Editorial Web — 10 janvier 2011 — 2 commentaires
Stratégie de contenu Web: un premier ouvrage en français

Dans une course perpétuelle, les annonceurs ne cessent d’enrichir les formats, interfaces et médias en ligne pour capter leurs audiences. Mais l’avancée technologique ne garantit pas la qualité de la communication. Un ouvrage vient de sortir pour aider les annonceurs à concevoir une véritable stratégie de contenu Web…

Internet s’est définitivement taillé une place dans les foyers, et l’internaute a apprivoisé le média. Il se l’est même approprié : n’importe qui peut avoir son site Internet et produire du contenu. En 2007, eMarketer projetait que le nombre d’internautes créateurs de contenus dépasserait les 300 millions, contre 350 millions de consommateurs de ces contenus, en 2011. C’est dire si, pour les annonceurs, il ne s’agit plus seulement de mettre en ligne un beau site Web fonctionnel. Ils doivent aussi, pour assurer leur présence et leur crédibilité, et atteindre leurs cibles, avoir un véritable plan média et – surtout – avoir quelque chose d’intéressant, d’opportun et d’utile à communiquer.

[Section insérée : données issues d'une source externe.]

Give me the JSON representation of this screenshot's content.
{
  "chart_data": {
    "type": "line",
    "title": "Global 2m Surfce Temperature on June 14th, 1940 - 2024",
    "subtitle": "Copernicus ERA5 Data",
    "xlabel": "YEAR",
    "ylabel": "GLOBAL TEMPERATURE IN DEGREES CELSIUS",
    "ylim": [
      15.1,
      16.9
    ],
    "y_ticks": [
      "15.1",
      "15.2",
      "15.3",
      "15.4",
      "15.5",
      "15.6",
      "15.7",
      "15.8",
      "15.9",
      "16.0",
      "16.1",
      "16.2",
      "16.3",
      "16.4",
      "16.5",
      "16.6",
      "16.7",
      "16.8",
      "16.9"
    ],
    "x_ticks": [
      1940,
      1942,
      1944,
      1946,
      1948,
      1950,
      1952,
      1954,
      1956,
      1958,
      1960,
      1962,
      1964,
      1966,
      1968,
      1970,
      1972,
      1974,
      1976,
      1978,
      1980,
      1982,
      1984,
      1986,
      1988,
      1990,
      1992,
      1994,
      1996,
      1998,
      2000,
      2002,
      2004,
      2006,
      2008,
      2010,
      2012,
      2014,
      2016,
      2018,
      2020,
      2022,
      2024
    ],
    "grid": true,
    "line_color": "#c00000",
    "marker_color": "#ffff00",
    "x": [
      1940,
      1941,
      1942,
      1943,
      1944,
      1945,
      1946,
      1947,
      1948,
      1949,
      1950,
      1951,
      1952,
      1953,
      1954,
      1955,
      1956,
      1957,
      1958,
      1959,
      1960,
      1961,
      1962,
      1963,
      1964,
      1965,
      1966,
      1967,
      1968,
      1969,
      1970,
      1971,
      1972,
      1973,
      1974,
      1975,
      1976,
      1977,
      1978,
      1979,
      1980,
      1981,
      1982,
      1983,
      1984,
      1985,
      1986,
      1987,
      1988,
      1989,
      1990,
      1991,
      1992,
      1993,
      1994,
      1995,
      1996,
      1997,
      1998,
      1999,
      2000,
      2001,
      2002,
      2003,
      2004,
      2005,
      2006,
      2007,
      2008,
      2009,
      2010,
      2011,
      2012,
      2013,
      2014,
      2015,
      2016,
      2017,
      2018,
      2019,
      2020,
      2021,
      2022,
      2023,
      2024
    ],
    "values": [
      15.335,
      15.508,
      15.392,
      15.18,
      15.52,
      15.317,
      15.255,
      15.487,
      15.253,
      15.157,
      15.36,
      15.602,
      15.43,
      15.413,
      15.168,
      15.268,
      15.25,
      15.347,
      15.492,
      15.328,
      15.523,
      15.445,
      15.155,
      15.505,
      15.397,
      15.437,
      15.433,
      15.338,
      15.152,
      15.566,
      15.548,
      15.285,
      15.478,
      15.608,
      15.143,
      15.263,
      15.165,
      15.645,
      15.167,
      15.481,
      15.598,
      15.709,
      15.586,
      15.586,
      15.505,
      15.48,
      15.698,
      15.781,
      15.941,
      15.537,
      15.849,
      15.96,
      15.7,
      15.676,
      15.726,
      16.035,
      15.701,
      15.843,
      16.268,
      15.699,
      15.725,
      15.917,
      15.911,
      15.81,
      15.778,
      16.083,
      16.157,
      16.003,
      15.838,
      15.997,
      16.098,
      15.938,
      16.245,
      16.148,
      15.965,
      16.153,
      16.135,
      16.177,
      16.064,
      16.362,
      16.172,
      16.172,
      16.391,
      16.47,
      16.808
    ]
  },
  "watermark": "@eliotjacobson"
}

Variété de formats, d’utilisateurs et d’usages

Contraints d’évoluer au rythme du web, les annonceurs se mettent donc à développer de nouveaux modes de présence en ligne. Dans une course perpétuelle, effrénée, ils ne cessent d’enrichir les formats, les interfaces, les médias, réseaux et outils pour capter leurs audiences. Dans un objectif: couper l’herbe sous le pied de la concurrence, sortir du peloton.

Cependant, quoique la technologie peut contribuer à améliorer la communication, elle n’est pas garante de son succès. En d’autres termes, les annonceurs ont beau varier, multiplier les modes de présence, ils doivent aussi, plus que jamais, réfléchir à l’information dont ils alimentent ces canaux.

Au-delà de la production éditoriale: une stratégie globale

Un ouvrage vient de sortir (le premier en français) qui les aident à dépasser le simple mode de la production éditoriale pour entrer dans une éthique de gouvernance des contenus. Car, quel que soit le format, la forme et le support de prédilection de nos contemporains : écran desktop, microordinateur, Smartphone, iPad, etc., le lecteur oscille désormais sans cesse entre hypo et hyperlecture. Il est aussi devenu un lecteur-acteur, qui veut pouvoir comparer, consommer, réutiliser, recommander, diffuser et transformer, à tout moment et où qu’il soit, les contenus qu’il reçoit, produit, diffuse, agrège. C’est dire si le consommateur a acquis pleinement, quant à lui, qu’il gouverne l’âge de l’information.

Et cela ne fait que confirmer la nécessité, pour les annonceurs, d’entretenir, de cultiver, de soigner leur présence en ligne, de fournir aux consommacteurs des contenus de qualité, et une communication sincère, utile, opportune, au-delà et en-deça de la multitude des systèmes, fonctionnalités, tendances et modes.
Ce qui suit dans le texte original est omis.